Tony Abbott, Australia’s new climate-denying prime minister, is wasting no time in driving the country backwards on environmental policy — in a metaphorical diesel-chugging logging truck.
But his draconian climate policies don’t appear to be as popular with big business as he’d hoped, and a climate advisory body he tried to kill may come back even stronger, thanks to some of his more enlightened countrymen and women.
Within his first few weeks on the job, Abbott scrapped top-level ministerial jobs that separately oversaw science and climate change policy and dismantled a government climate change commission.

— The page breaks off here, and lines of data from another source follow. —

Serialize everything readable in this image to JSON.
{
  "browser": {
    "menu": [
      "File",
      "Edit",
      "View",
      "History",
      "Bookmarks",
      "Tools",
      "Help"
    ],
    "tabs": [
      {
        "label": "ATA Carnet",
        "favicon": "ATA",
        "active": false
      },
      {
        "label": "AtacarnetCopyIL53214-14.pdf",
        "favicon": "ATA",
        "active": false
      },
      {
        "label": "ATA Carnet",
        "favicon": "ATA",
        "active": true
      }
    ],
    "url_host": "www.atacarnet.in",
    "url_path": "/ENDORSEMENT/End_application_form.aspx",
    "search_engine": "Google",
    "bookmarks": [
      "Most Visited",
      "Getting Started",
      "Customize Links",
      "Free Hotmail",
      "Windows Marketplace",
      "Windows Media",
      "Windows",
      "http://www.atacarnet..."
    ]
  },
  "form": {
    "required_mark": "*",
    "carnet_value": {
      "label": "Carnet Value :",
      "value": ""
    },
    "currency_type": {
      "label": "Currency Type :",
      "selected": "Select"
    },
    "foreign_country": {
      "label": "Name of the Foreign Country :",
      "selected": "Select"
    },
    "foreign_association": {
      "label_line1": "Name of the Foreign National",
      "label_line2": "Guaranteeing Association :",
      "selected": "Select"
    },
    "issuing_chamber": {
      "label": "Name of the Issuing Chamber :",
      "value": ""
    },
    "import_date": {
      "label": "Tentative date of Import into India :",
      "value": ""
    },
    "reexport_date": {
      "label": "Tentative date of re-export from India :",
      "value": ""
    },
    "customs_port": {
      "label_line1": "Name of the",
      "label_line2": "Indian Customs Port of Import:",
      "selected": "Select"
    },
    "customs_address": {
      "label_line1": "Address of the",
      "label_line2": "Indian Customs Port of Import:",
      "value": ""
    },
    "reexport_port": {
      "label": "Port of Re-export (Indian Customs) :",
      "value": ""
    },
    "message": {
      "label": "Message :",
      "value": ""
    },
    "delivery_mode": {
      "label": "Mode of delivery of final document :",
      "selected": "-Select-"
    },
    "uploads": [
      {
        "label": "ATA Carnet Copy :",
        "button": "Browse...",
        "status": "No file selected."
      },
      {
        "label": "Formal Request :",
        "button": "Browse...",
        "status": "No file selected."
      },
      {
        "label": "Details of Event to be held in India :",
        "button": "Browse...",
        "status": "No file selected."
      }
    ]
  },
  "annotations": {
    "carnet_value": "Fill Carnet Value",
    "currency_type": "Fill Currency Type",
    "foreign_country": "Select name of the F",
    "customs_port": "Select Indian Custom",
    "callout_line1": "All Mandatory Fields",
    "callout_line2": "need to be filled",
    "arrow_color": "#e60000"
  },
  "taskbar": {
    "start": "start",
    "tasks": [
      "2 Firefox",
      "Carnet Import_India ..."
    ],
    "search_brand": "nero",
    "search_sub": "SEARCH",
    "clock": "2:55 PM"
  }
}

He wants to remove some of the world’s tallest forests from the list of World Heritage areas, potentially opening up hundreds of thousands of pristine acres for mining and logging. And he has promised to eradicate the country’s carbon tax.
Amid this carnage, horrified Aussies have begun donating to fund the Climate Commission to keep it operating as a nonprofit. From a story posted Wednesday on the online news site Crikey:
The commission has been reborn as the Climate Council and is now funded by public donations. It had raised $420,000 from 8500 donors as of 9am today (the website only opened to donations 33 hours previously). This should fund the Climate Council for at least six months, probably longer.
So it’s a goer financially.
The Crikey story argues that the commission might actually work better as a nonprofit since it will be freed from the shackles of rules that limited what it could say about government policy. Then again, it’s unlikely that Abbott’s government could give a toss what the group has to say about anything.
Meanwhile, Abbott is lacking the kind of support from big businesses that he might have counted on to help him ram anti-carbon tax legislation through a hostile senate. From Bloomberg:
While business groups such as the Minerals Council of Australia have criticized the carbon price as a “dead weight on the economy,” few individual companies have spoken up to endorse Tony Abbott’s plan to scrap what he calls a carbon tax, said Peter Castellas, chief executive officer for the Melbourne-based institute, which surveyed about 200 of the country’s largest emitters before the Sept. 7 election. It plans to publish a study later this year on the costs of repealing carbon trading in Australia.
“Those conversations are yet to be had by liable entities in Australia,” Castellas said yesterday at the Carbon Forum Asia in Bangkok. “Lots of money has already been invested. Those costs have already been sunk.”
As an arch conservative, Abbott’s mantra is predictably pro-business and anti-regulation. But the uncertainty that his rise to Australia’s top job has cast over carbon pricing is not the kind of thing that corporations like. “The longer this uncertainty lasts, the bigger the problem for Australian companies,” Ingo Tschach, head of market analysis for Tschach Solutions in Karlsruhe, Germany, told Bloomberg.